- Leader: Hamad Abu Rabia
- Dissolved: 8 March 1977
- Split from: Alignment (4 January 1977)
- Merged into: Alignment (26 February 1974) United Arab List (8 March 1977)
- Ideology: Israeli Arab interests
- National affiliation: Labor Party
- Most MKs: 1 (1973–1974, 1977)
- Fewest MKs: 1 (1973–1974, 1977)

Election symbol
- עא‎

= Arab List for Bedouin and Villagers =

Arab Satellite list in Israel (1973–1977)

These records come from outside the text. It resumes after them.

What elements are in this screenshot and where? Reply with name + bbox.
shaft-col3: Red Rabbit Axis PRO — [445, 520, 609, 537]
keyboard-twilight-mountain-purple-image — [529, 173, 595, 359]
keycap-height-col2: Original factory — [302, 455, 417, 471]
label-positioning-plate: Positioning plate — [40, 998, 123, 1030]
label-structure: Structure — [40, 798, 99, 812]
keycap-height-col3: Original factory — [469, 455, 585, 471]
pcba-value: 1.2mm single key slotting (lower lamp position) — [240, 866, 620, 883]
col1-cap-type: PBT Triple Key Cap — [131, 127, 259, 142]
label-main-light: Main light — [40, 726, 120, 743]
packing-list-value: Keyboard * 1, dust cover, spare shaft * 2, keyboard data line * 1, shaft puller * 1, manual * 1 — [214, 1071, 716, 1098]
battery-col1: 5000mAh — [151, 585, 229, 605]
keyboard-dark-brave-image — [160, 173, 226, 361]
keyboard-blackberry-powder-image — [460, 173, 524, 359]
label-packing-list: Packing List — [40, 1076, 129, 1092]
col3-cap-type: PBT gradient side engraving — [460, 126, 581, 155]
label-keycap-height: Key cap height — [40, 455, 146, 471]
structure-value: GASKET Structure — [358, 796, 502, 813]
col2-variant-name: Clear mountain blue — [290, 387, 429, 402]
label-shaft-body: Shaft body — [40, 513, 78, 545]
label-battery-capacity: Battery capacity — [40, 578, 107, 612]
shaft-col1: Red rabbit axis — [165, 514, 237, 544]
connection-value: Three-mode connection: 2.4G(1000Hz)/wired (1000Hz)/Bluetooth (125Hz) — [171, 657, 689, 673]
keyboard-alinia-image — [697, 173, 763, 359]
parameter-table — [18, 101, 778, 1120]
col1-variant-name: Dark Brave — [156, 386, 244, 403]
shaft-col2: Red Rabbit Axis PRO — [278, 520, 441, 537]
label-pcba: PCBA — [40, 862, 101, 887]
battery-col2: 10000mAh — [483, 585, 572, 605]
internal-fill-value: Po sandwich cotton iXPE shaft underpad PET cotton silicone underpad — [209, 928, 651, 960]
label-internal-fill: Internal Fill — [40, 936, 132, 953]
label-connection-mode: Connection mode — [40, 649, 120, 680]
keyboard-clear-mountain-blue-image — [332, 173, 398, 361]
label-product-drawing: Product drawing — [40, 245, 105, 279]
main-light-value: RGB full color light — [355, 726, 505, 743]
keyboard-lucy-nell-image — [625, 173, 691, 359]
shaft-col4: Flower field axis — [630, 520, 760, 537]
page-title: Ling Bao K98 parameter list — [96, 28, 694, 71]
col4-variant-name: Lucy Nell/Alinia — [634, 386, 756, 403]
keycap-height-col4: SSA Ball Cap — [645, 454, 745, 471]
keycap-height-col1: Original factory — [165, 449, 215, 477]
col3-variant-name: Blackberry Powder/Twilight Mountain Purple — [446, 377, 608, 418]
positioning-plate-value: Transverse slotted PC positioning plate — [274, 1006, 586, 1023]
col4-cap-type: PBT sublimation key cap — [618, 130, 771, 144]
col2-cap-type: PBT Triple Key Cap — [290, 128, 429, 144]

The Arab List for Bedouin and Villagers (רשימה ערבית לבדואים וכפריים, Reshima Aravit LeBedouim VeKfariym, القائمة العربية للبدو والفلاحين) was an Arab satellite list in Israel.

==Background==
The party was created in the run-up to the 1973 elections as an Israeli Arab party associated with the governing Alignment. Headed by Hamad Abu Rabia, the new party just crossed the electoral threshold, gaining 1% of the vote, and claiming one seat in the Knesset, taken by Abu Rabia.

On 26 February 1974 the party merged into the Alignment together with the other Alignment-linked Israeli Arab party, Progress and Development. On 4 January 1977 Abu Rabia left the Alignment and re-established the Arab List for Bedouin and Villagers. On 8 March it merged with Progress and Development to form the United Arab List. The new party claimed one seat in the 1977 elections, which was taken on a rotation basis by three party members, including Abu Rabia. However, in 1981 Rabia was assassinated by the sons of party rival Jabr Muadi for allegedly refusing to keep to the rotation agreement.